Et il y a surtout, plus un écho au Monde perdu de Conan Doyle qu'à celui de Michael Crichton, une séquence durant laquelle un T-Rex sème la panique dans San Diego, qui pour moi renvoie autant au film d'Harry Hoyt (The lost World) adapté du roman de Doyle, qu'à King Kong.

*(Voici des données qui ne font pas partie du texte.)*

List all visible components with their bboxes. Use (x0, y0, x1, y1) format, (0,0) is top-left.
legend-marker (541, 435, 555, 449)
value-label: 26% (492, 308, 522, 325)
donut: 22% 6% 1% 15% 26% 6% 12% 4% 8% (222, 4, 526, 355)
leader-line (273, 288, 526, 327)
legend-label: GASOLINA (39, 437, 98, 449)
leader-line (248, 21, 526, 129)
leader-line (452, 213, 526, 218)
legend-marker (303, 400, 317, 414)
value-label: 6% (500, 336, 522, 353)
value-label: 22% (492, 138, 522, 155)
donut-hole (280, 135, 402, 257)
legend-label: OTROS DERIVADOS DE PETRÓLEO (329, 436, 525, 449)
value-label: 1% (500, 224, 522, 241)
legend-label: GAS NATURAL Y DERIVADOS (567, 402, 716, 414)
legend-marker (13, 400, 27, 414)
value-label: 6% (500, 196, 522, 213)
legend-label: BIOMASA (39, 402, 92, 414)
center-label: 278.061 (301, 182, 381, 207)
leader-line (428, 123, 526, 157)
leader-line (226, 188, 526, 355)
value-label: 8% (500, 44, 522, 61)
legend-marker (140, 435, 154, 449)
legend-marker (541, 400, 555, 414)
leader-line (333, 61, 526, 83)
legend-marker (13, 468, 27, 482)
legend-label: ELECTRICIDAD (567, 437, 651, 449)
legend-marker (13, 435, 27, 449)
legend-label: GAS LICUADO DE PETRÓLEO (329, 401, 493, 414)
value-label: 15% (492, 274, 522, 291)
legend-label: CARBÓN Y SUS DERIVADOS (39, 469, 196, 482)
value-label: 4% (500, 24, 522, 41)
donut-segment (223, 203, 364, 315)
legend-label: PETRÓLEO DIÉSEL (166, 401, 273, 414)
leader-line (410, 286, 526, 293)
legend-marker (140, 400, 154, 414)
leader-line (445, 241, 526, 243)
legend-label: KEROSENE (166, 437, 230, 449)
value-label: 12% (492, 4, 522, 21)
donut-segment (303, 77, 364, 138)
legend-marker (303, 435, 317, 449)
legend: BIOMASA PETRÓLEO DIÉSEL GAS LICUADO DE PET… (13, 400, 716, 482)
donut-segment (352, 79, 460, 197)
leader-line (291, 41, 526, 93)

A ce sujet, d'ailleurs, on pense autant à ce dernier film, qu'à Nosferatu devant l'anecdote du vaisseau fantôme, dont tous l'équipage a été mangé par un T-Rex, ce bateau ayant été baptisé S.S. Venture, comme le bateau de Carl Denham qui ramènera le gorile géant dans le film de Schoedsack et Cooper... Et dans les deux cas, Spielberg semble au moins nous dire, tout ça c'est bien gentil, mais n'oublions pas que nous ne serions pas en train de faire ce film, sans l'animateur Willis O'Brien et ses poupées articulées de créatures fantastiques, sans les grands réalisateurs de ces films fantastiques...
Bref, on l'aura compris, comme toute suite, celle-ci affiche fièrement son inutilité. Mais elle le fait avec panache, et surtout avec sa dose de cris. car comme le dit Ian Malcolm, "Oooh, Aaah, that's always how it starts. then later there's running, and um, screaming".